Over the years, younger audiences came to rely on Stewart as some strange blend of moral polestar and media truth-teller. Stewart liked to loudly insist that The Daily Show was just “the fake news,” and that he was a simple joke-huckster having a little fun at Fox News’s expense, but by the time he was staging a rally on the Washington Mall, he clearly had an understanding of his generational appeal. The way he stayed relevant, though, was by keeping the show light and funny 99 percent of the time, allowing new crops of correspondents to come through and make their own stamps on the show, and never hijacking his fame for cheap hits.

So while Stewart’s farewell monologue on bullshit was certainly on brand, Colbert’s unscripted goodbye (which, delightfully, caught Stewart off-guard) was the emotional high point of the evening. “We learned from you by example how to do a show with intention, how to work with clarity, how to treat people with respect,” Colbert said as Stewart buried his face in his hands. “I know you are not asking for this, but on behalf of so many people whose lives you changed over the past 16 years: Thank you.”

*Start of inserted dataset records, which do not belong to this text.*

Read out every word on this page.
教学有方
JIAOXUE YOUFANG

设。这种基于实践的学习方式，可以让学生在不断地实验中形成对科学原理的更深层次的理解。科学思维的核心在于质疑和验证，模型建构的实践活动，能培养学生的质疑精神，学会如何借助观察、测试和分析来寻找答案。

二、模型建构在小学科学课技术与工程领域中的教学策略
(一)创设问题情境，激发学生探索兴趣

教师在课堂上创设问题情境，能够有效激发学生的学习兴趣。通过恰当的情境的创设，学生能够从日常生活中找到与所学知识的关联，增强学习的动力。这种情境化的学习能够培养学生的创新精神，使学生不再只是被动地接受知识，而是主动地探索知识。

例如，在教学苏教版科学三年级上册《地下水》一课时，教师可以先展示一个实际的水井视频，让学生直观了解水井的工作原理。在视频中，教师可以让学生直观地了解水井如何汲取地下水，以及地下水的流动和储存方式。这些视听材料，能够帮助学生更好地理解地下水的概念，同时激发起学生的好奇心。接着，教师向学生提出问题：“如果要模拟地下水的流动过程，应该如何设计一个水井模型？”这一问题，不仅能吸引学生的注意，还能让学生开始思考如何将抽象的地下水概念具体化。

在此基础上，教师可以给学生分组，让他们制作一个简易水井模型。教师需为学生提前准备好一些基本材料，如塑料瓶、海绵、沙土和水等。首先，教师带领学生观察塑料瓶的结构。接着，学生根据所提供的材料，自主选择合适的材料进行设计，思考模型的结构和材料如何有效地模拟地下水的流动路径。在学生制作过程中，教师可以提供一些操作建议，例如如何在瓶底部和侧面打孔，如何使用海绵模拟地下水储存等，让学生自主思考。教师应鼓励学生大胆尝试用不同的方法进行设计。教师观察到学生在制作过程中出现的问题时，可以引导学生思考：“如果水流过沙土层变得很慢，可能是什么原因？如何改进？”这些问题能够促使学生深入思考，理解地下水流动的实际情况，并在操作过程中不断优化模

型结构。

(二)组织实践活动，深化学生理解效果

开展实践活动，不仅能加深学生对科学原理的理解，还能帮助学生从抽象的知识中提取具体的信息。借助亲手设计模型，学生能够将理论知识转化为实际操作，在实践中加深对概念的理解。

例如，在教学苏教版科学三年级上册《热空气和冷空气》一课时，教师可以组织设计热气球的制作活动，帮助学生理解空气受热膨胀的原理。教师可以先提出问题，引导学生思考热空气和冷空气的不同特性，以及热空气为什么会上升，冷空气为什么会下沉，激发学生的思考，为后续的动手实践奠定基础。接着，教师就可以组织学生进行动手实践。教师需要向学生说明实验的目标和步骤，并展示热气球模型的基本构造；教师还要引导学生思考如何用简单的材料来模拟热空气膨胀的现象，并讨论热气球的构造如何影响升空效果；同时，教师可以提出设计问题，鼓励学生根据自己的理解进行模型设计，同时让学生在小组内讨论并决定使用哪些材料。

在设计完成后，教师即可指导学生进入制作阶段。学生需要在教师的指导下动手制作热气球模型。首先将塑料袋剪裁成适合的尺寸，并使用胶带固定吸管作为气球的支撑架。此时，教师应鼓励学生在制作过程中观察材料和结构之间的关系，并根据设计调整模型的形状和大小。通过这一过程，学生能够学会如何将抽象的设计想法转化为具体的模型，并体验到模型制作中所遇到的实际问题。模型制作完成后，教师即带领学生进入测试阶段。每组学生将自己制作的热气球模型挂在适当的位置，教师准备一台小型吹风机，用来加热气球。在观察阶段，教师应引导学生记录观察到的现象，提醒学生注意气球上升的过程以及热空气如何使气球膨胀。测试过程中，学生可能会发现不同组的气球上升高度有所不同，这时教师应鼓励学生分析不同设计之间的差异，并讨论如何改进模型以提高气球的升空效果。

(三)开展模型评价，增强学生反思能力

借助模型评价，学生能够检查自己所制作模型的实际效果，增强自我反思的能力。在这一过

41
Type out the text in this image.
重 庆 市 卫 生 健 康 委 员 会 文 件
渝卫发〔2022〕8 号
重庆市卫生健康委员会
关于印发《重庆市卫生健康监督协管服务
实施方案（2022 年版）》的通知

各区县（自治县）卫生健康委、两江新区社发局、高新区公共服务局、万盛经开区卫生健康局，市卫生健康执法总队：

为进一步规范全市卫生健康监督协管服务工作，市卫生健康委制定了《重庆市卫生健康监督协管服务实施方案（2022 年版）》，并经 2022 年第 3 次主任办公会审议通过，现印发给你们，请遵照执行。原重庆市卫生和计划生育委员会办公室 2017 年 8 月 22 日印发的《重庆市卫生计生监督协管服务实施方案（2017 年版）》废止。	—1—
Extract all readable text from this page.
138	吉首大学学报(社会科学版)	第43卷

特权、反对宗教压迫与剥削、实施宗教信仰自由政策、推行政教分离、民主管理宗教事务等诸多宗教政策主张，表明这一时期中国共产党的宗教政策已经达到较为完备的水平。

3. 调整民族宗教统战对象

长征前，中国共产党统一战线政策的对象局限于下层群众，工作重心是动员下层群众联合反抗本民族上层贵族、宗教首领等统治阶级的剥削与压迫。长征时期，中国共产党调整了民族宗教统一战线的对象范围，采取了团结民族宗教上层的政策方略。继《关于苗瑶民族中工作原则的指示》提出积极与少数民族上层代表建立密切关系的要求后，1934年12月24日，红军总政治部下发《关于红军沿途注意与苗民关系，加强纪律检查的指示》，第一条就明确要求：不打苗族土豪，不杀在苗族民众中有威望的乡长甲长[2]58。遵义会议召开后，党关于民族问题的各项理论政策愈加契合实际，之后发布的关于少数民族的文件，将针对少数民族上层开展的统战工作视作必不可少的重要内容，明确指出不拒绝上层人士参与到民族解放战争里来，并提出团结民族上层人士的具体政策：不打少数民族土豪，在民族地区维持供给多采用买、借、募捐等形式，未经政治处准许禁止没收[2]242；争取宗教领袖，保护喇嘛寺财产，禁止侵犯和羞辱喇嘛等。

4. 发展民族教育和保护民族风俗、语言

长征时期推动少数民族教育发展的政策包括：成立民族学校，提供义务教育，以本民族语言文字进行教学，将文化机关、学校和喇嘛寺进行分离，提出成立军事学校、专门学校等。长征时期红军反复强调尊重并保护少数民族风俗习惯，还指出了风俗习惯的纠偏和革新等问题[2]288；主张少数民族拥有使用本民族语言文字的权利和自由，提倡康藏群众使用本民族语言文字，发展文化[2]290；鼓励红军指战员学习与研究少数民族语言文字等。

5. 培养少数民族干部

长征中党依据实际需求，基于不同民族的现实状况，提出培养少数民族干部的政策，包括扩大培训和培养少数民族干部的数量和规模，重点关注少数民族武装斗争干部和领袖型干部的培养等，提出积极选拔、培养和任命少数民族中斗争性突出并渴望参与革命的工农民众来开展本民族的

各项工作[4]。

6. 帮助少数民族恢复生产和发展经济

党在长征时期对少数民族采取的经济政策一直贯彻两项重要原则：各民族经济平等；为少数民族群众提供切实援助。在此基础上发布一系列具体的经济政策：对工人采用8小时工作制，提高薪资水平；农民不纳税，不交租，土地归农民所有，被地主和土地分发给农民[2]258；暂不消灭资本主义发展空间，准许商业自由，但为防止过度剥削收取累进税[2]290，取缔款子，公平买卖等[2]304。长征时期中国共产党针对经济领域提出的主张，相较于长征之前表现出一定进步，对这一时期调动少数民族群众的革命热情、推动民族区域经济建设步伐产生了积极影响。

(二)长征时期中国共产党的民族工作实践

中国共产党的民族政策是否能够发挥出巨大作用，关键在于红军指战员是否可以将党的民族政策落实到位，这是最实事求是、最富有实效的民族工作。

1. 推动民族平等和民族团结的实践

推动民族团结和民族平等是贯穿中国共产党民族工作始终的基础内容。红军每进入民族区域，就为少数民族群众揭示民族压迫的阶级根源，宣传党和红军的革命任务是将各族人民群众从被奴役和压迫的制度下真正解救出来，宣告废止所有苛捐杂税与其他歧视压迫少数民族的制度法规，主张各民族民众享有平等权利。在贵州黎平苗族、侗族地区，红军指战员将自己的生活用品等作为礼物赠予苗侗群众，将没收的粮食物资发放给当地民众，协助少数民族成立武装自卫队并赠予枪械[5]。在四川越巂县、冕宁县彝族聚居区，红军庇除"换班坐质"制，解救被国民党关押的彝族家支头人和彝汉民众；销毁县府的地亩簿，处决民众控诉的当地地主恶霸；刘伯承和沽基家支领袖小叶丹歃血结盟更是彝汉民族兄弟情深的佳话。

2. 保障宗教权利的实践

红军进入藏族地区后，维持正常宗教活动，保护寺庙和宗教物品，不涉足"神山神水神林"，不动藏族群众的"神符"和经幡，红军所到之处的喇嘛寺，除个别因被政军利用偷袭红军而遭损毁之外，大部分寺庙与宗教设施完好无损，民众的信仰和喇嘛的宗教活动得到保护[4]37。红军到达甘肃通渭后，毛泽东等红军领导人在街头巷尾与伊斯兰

Though Colbert was speaking for the large cast and crew who have passed through The Daily Show studio over the years, he also tapped into the sentiments of a grateful audience. Like Carson or Letterman, Stewart defined intelligent broadcast comedy for a generation of TV-watchers, and his show always had the kind of intent, clarity and intelligence Colbert spoke of, defined by a community larger than its titular star. For 16 years, The Daily Show was a reliable source of perceptive criticism that never forgot to be funny, and that alone is an achievement the medium may find impossible to match.